On March 21, 2020, California-based Cepheid announced that it has received Emergency Use Authorization (EUA) from the FDA for its Xpert® Xpress SARS-CoV-2, a rapid molecular diagnostic test for qualitative detection of SARS-CoV-2, the virus causing COVID-19. The test has been designed to operate on any of Cepheid's more than 23,000 automated GeneXpert® Systems worldwide, with a detection time of approximately 45 minutes with less than a minute of hands on time to prepare the sample. "During this time of increased demand for hospital services, Clinicians urgently need an on-demand diagnostic test for real-time management of patients being evaluated for admission to health-care facilities. An accurate test delivered close to the patient can be transformative — and help alleviate the pressure that the emergence of the 2019-nCoV outbreak has put on healthcare facilities that need to properly allocate their respiratory isolation resources," said Dr. David Persing, MD, PhD, Chief Medical and Technology Officer at Cepheid. "By leveraging the design principles of our current Xpert Xpress Flu/RSV cartridge technology, in which multiple regions of the viral genome are targeted to provide rapid detection of current and potential future variants of SARS-CoV-2, we have developed a test that provides reference lab-quality results in multiple settings where actionable treatment information is needed quickly." "Cepheid currently has nearly 5,000 GeneXpert® Systems in the US capable of point-of-care testing and for use in hospitals," said Cepheid President Warren Kocmond.

March 19th

NIH Clinical Trial of Gilead's Remdesivir to Treat COVID-19 Begun in Nebraska

In a February 25, 2020 press release, the FDA announced that a randomized, controlled clinical trial to evaluate the safety and efficacy of the investigational antiviral remdesivir in hospitalized adults diagnosed with coronavirus disease 2019 (COVID-19) has begun at the University of Nebraska Medical Center (UNMC) in Omaha.

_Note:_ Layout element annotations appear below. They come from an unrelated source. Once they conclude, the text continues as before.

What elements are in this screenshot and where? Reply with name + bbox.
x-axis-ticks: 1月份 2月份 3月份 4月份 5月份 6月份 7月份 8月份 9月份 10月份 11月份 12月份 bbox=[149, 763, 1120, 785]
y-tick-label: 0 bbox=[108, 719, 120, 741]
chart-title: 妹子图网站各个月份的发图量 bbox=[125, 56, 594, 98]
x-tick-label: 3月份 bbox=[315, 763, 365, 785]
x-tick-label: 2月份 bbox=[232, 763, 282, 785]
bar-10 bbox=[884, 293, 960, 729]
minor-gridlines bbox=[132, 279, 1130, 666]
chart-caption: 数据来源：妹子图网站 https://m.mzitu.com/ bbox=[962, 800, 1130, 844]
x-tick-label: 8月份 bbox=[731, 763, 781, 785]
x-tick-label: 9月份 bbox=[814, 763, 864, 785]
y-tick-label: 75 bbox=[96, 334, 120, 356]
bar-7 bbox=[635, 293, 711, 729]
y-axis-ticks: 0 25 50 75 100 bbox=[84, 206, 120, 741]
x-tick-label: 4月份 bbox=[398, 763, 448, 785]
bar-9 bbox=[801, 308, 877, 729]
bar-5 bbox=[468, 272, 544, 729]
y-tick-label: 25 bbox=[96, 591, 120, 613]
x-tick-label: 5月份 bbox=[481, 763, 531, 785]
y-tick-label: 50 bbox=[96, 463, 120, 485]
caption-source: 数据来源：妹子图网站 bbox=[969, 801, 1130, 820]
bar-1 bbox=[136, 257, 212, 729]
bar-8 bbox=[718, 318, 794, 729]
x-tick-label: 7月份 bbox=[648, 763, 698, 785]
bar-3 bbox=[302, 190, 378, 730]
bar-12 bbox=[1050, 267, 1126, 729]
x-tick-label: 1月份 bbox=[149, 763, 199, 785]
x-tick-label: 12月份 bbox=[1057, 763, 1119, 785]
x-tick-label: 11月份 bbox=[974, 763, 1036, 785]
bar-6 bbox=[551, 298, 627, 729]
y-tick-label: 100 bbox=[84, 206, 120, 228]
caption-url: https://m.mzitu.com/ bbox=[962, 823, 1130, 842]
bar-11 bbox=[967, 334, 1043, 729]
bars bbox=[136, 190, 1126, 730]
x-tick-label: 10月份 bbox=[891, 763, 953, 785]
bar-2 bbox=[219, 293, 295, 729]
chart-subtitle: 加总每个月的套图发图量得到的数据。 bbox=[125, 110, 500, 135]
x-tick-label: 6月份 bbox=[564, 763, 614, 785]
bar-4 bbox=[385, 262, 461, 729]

The trial regulatory sponsor is the National Institute of Allergy and Infectious Diseases (NIAID), part of the National Institutes of Health. This is the first clinical trial in the United States to evaluate an experimental treatment for COVID-19, the respiratory disease first detected in December 2019 in Wuhan, Hubei Province, China. The first trial participant is an American who was repatriated after being quarantined on the Diamond Princess cruise ship that docked in Yokohama, Japan and volunteered to participate in the study. The study can be adapted to evaluate additional investigative treatments and to enroll participants at other sites in the U.S. and worldwide. There are no specific therapeutics approved by the Food and Drug Administration (FDA) to treat people with COVID-19, the disease caused by the newly emergent SARS-CoV-2 virus (formerly known as 2019-nCoV). Infection can cause mild to severe respiratory illness, and symptoms can include fever, cough, and shortness of breath. As of February 24, the World Health Organization (WHO) had reported 77,262 confirmed cases of COVID-19 and 2,595 deaths in China and 2,069 cases of COVID-19 and 23 deaths in 29 other countries. There had been 14 confirmed COVID-19 cases reported in the United States and an additional 39 cases among persons repatriated to the United States, according to the Centers for Disease Control and Prevention (CDC) at that time.